We all must realize that even though the S&P 500 finally made a new high this week, it has not been a fun rise for investors as stocks have gone virtually nowhere in two years. Not to mention that many indexes, including the Nasdaq, are still down for the year. That is not to say that I’m throwing in the towel or believe a crash is imminent. I don’t. Record low interest rates and rising corporate earnings will keep stocks as the only game in town. However, this is not a time to be buy-and-hold, or buy-and-hope as it should be called. Hands on tactical investing using all six asset classes (stocks, bonds, real estate, commodities, international and cash), as we do for our clients, is critical.
If you are negative and feeling a little cautious, you can play the downside and or investing in some portfolio insurance by buying ProShares Short S&P 500 ETF (NYSEARCA:SH) or the iPath S&P 500 VIX Short-Term Futures ETN (NYSEARCA:VXX).
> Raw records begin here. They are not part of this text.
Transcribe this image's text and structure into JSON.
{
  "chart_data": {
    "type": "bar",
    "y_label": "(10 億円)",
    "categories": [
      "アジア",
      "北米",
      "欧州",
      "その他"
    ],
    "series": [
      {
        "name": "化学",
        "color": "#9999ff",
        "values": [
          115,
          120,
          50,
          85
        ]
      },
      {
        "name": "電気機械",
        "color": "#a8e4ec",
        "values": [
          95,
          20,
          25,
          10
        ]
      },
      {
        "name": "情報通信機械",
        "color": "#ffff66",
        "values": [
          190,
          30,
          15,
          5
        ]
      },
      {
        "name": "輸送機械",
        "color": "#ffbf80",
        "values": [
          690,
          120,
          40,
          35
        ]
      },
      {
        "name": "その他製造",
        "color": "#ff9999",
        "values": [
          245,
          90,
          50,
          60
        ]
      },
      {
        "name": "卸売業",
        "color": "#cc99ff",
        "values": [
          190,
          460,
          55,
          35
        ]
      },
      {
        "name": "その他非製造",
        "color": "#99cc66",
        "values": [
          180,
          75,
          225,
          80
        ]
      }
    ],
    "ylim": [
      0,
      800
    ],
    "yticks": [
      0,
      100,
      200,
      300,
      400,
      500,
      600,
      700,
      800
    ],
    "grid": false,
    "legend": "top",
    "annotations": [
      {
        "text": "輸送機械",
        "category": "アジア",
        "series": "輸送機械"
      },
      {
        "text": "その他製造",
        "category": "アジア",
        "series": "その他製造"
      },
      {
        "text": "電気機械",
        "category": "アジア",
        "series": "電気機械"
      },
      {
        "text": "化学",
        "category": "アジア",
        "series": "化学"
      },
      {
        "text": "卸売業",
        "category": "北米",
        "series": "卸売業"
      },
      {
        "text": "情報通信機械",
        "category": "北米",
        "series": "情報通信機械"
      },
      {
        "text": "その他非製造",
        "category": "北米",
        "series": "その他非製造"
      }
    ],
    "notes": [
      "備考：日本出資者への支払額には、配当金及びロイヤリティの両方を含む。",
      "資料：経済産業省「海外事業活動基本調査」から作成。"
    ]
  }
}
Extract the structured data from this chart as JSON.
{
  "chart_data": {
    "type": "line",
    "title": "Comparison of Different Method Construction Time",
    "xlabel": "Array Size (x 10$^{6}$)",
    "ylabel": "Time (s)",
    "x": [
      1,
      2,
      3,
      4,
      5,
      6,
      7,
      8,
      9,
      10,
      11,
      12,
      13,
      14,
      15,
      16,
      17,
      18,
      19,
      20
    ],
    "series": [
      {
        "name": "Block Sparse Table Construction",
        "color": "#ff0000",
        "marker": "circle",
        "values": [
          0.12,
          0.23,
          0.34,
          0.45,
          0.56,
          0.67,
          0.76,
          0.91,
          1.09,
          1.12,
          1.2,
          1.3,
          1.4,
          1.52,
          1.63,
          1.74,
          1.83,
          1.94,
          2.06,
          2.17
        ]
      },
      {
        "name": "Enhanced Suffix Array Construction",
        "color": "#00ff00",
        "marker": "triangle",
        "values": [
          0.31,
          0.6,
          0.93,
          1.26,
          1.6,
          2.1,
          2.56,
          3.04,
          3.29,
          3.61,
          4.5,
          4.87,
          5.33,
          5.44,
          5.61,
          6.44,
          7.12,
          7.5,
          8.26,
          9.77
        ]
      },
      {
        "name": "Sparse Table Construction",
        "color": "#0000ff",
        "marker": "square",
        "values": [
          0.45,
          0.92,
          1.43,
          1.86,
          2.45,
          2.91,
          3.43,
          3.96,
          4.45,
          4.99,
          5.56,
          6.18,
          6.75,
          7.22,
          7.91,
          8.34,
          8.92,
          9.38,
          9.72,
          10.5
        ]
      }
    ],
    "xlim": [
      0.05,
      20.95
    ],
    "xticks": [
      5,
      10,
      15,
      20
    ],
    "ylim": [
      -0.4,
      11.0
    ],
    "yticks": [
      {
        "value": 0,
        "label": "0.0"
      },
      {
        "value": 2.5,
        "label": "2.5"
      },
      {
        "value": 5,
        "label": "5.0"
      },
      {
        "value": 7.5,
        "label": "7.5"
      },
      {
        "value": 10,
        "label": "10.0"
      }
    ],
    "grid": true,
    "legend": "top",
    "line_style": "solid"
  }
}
I’m more positive longer term and on a decent correction I would like to pick up some top growth sectors such as cyber security through FireEye (NASDAQ:FEYE), Palo Alto Networks (NYSE:PANW) and the PureFunds ISE Cyber Security ETF(NYSEARCA:HACK). In addition, growth investors can buy Apple (NASDAQ:AAPL) at these low levels. It’s been doing much better of late, finally topping 100 again. An iPhone in the fall can push this stock to new highs. Also, Microsoft (NASDAQ:MSFT), which is the staple for every computer made; Intel (NASDAQ:INTC), which is getting hit and a good buy at these prices; Google (NASDAQ:GOOG) (NASDAQ:GOOGL), which has had a nice rebound but still a great time to step in as their growth potential is in the stratosphere; Netflix (NASDAQ:NFLX), which revolutionizes media delivery and will have the earnings to prove it; Facebook (NASDAQ:FB), a social media staple and is winning over the older crowd, which are the people with money; and Amazon (NASDAQ:AMZN) which practically owns the online marketplace. For a broad-based approach, you can simply buy the market ETFs like the PowerShares QQQ Trust ETF (NASDAQ:QQQ) and the SPDR S&P500 Trust ETF (NYSEARCA:SPY). The WisdomTree Europe Hedged Equity ETF (NYSEARCA:HEDJ) is the play for a European resurgence as it is long EU stocks and short the currency. If you are cautious and want to play the downside, or want some portfolio insurance, look toward the ProShares Short S&P 500 ETF (NYSEARCA:SH) or the iPath S&P 500 VIX Short-Term Futures ETN (NYSEARCA:VXX)
Disclosure: I/we have no positions in any stocks mentioned, and no plans to initiate any positions within the next 72 hours.
I wrote this article myself, and it expresses my own opinions. I am not receiving compensation for it. I have no business relationship with any company whose stock is mentioned in this article.